To me, being without those capabilities just feels crippling

joshuamorton · 2026-01-12T05:15:42 1768194942

> Have you worked the other way before? Where you have ssh access to machines (lots of them, when you need to do something big) that have all of your secrets, can talk to all of your dbs, and you can just compile + rsync binaries on to them to debug/repro/repair?

A lot of the problems I enjoy solving specifically relate to consistently minimizing privilege, not from a security perspective (though there are obvious upsides to this), but from a debugging/clarity perspective. If you have a relatively small and statically verifiable set of (networked) dependencies, and minimize which resources which containers can access, reasoning about the system as a whole becomes a lot easier.

I can think of lots of cases where I've witnessed good outcomes from moving towards more fine-grained resource access, and very few cases where life has gotten better by saying "everyone has access to everything".

zinodaur · 2026-01-12T21:02:21 1768251741

> A lot of the problems I enjoy solving specifically relate to consistently minimizing privilege

You are my perfect foil :)

> very few cases where life has gotten better by saying "everyone has access to everything"
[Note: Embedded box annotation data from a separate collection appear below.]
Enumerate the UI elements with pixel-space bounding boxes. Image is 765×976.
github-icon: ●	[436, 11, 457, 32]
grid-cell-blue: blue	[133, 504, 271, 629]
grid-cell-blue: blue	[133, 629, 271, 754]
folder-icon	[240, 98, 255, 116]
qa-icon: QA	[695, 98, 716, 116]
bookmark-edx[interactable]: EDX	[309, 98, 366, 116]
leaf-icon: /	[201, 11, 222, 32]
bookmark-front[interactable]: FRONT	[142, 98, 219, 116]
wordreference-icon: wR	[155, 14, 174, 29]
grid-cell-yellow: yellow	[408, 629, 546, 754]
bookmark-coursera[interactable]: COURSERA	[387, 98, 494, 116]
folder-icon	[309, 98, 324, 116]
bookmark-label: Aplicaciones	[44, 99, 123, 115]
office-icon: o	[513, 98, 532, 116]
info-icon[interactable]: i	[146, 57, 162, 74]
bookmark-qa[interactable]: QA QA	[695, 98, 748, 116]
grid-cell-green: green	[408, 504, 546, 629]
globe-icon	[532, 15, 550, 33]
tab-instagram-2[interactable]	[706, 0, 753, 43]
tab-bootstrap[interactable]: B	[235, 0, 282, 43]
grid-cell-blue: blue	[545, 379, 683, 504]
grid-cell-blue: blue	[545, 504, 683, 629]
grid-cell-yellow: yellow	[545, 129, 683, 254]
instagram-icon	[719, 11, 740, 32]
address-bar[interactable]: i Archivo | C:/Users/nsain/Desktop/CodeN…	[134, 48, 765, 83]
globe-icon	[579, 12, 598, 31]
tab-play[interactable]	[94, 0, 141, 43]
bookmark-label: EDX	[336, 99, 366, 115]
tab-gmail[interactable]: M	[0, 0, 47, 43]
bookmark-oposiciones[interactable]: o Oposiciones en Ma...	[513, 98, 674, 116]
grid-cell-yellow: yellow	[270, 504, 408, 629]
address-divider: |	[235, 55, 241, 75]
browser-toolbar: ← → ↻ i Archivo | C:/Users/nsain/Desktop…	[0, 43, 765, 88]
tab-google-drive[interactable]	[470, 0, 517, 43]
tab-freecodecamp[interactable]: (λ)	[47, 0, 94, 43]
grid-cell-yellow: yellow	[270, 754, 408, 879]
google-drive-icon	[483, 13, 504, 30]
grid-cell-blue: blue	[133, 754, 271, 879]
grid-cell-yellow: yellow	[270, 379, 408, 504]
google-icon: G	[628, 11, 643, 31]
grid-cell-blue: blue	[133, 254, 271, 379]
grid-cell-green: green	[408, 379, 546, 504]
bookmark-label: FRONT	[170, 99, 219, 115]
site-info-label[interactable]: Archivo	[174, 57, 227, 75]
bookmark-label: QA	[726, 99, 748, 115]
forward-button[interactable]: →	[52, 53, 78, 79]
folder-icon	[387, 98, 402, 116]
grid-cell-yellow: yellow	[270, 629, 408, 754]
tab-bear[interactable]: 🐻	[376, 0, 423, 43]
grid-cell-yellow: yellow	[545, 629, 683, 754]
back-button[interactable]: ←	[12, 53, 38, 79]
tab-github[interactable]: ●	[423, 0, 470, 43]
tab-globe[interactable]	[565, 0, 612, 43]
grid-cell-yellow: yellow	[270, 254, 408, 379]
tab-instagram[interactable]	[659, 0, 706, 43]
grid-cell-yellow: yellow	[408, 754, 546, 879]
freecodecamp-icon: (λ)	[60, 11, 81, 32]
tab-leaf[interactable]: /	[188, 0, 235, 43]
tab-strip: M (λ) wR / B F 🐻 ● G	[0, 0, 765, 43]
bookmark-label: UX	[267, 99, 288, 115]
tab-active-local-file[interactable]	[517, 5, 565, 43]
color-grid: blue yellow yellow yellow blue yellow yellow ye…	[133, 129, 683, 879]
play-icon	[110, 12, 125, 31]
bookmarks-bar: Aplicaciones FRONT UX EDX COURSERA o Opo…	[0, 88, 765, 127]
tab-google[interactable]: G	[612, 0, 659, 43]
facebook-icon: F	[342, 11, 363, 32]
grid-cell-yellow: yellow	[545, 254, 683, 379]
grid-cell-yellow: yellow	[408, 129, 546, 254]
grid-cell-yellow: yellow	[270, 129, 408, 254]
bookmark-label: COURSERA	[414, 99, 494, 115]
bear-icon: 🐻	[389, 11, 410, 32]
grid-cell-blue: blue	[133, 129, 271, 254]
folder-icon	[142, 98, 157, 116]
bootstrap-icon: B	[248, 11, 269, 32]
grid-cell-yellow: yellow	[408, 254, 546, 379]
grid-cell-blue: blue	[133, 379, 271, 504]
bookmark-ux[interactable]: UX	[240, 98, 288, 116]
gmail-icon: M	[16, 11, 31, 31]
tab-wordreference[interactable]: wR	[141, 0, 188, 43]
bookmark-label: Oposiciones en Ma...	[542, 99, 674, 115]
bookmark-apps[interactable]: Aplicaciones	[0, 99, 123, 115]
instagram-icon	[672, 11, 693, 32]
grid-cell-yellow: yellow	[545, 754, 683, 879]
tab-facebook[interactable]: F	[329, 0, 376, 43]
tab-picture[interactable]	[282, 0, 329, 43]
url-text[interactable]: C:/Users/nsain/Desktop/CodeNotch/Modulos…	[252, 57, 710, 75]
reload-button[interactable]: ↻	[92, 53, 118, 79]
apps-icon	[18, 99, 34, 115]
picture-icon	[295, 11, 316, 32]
I should have been more clear - I like the dev env where people have access to the things they are responsible for. E.g., as a maintainer/operator of service X, you can do all the things service X can do. So it's not like random employees are running binaries that interact with your db - only the small set of experts responsible for maintaining that service (also the people most inclined to be cautious, since they own the impact).

It does require you to trust the people operating their services, and requires those people to be careful and competent, but it can yield spectacular results.

The hacker thing mentioned by a sibling comment is definitely true though. I airgap my work machine, never browse the web on it and require fingerprint scans whenever sshing/rsyncing in to prod, but even then its pretty sketch.

I feel like its important to remember how powerful it is though - I want something like ssh/rsync access to a machine with a vlan tag that only lets it perform "safe" db/service interactions - hashing PII and stopping writes. But instead I get "observability" and half assed webuis, stale/redacted datalakes, and minutes long read-eval-print loop iterations with a coworker PR stamp required each iteration

reactordev · 2026-01-12T12:54:28 1768222468

If you can do those things in production, so can Lee Hong Quag in North Korea. I’d rather not have that capability in production and rely on proper CI/CD to deploy resources into the cloud. The way you like to work is like giving hackers a complete jump box into your organization. You are bound to get hacked, it’s only a matter of time.